Aquellas tempranas aclaraciones terminaron por desconcertarme definitivamente. Aún así, las más de dos horas que Txema y yo permanecimos en el locutorio enrejado de aquella estricta clausura agredana despejaron buena parte de nuestras suposiciones originales. Confirmaron de una vez por todas no sólo que sor María Jesús de Ágreda, la polémica monja con dotes de bilocación, vivió en la localidad soriana del mismo nombre, sino que su cuerpo se conservaba todavía incorrupto en aquel mismo monasterio. Pero, como pronto descubrí tras una larga serie de nuevos viajes a aquel remoto enclave castellano, las primeras aclaraciones de sor María Margarita y sor Ana María dibujaban sólo la punta de un vasto, misterioso y sorprendente iceberg. Un iceberg que, dicho sea de paso, merecía la pena ser examinado minuciosamente.

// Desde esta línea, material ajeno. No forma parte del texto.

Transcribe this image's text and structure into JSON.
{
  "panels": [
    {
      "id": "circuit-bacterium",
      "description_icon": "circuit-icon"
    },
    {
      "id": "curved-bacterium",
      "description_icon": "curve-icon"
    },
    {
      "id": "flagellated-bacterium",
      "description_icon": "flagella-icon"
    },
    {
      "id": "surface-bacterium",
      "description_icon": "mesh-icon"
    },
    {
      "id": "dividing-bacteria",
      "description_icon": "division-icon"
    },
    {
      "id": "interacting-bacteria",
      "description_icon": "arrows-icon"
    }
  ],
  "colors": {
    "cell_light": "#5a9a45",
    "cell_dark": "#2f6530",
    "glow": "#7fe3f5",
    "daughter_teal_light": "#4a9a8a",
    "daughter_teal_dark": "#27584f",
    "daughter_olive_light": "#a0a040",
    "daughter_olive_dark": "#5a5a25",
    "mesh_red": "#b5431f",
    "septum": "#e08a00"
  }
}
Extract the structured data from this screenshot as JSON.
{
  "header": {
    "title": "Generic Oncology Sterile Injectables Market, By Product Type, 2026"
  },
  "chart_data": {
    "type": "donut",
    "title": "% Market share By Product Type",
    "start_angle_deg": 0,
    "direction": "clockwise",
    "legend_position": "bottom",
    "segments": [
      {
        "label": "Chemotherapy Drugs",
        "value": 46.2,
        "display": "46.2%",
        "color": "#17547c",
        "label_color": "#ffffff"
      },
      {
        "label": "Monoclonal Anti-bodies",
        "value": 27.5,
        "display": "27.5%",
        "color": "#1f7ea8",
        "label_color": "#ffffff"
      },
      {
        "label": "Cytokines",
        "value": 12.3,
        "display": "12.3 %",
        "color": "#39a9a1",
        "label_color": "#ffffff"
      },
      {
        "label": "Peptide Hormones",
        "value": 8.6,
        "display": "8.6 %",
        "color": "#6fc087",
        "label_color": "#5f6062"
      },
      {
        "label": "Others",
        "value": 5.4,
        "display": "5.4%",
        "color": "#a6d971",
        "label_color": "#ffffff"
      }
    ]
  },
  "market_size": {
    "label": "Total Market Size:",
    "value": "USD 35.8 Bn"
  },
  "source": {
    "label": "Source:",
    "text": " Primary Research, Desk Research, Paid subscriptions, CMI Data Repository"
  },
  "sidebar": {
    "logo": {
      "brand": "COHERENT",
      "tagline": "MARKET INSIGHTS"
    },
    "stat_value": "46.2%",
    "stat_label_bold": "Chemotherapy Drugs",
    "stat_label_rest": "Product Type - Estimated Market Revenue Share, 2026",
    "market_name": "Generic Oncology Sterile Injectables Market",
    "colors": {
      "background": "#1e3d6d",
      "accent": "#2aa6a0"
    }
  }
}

Pero he de confesar algo. Tras haber recorrido buena parte de España, de estados norteamericanos como Arizona, Texas y Nuevo México, en busca de evidencias incontrovertibles de este caso, y tras haber consultado durante todos estos años numerosos archivos (privados y públicos) y bebido de fuentes cristianas y heterodoxas para documentar el ensayo que ahora presento, sigo sin explicarme la más sencilla de mis dudas: ¿Por qué aquel 14 de abril mis pasos se detuvieron en Ágreda? ¿Qué extraños hilos se movieron para que mi ruta se desviara de semejante forma, y acabara frente a la entrada de este pueblo soriano? Y además, ¿quién desvió de nuevo mi camino cuando finalmente mi compañero de viaje y yo decidimos abandonar Ágreda al no haber encontrado nadie que nos hablara de sor María Jesús, guiándonos hasta la mismísima puerta del convento donde esta mujer vivió cuarenta y siete años en rigurosa clausura?

No me siento todavía con fuerzas para responder a esas comprometedoras cuestiones, aunque de soberbio pecaría si no reconociese que a semejante cadena de causalidades le debo hoy los resultados obtenidos durante la amplia y apasionante investigación que presenté en La dama azul.